Critique: La chemise de Jean-Louis Murat. Une sorte de tissu polaire, en lignes tristes, flocons de neige et carreaux qui flanchent, la mode agricole à son paroxysme. Il est coincé sur le bord de la scène. La guitare en bataille. Ils ont rangé des projecteurs pour éclairer les longs arbres de ce bois pulliéran. On dirait un opéra amazone, par vent frais. Le festival For Noise, vendredi, rien ne vaut le rock pour réchauffer.

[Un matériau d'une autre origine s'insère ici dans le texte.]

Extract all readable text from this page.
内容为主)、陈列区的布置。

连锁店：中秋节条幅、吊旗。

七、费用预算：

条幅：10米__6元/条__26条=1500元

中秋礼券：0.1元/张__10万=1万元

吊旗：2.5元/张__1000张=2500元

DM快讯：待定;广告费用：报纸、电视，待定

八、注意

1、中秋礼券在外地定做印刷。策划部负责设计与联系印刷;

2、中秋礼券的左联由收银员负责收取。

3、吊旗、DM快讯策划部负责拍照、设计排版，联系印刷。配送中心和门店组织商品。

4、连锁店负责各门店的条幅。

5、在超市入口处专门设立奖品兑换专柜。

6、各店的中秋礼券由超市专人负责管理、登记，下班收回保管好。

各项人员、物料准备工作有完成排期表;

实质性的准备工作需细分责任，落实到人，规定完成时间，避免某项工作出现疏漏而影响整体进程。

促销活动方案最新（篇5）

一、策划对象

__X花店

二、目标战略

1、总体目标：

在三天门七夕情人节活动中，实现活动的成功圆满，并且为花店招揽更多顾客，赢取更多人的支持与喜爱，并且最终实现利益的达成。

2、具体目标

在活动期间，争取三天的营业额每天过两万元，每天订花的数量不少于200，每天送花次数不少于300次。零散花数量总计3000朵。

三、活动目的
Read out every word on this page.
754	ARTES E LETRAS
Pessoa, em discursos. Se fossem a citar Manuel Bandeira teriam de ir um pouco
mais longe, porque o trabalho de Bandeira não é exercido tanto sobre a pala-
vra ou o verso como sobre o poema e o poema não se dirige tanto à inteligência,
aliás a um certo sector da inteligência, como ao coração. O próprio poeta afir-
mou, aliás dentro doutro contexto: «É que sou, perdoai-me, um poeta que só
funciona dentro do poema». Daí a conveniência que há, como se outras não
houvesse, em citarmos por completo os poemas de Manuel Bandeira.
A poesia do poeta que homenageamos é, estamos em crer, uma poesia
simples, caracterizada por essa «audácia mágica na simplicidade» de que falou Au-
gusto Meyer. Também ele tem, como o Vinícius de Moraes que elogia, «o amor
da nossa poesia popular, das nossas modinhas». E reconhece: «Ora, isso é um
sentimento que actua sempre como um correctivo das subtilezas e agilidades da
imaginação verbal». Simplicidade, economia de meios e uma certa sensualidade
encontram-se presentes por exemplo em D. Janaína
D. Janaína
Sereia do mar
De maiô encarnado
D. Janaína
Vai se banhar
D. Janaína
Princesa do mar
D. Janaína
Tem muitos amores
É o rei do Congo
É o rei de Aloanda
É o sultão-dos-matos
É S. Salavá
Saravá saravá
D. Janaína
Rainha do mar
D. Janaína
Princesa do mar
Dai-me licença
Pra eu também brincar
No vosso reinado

Murat ouvre le bal. Un bal tragique, hanté de part en part, pas un mouvement dans la foule éparse. Chacun est sidéré. Murat est un Auvergnat qui ne daigne sortir de chez lui que pour faire la gueule. Il a invité des petits gars de Clermont-Ferrand, The Delano Orchestra, ils alternent chansons d’eux, chansons de lui. Avec la même concentration lyrique: le lent atterrissage d’une navette alimentée au colza. Un bugle dans le fond du son. Et puis la voix de Murat, son seul charisme, d’un vibrato tellurique.

Ils ne sont pas là pour la bonne humeur. Elle est ailleurs. Au long de ce festival forestier, déambulatoire, où l’on sert du vin dans des verres à pied et où l’on recharge les toilettes de copeaux. L’altermondialisme numérique de cette tente muette où des jeunes gens dansent, casques scintillants aux oreilles, sur une musique électro que seuls eux entendent. Un festival de niche, territoire minuscule conquis par les tribus de nuit. Comme cette scène adjacente, l’Abraxas, où des cheveux tortillés s’agitent.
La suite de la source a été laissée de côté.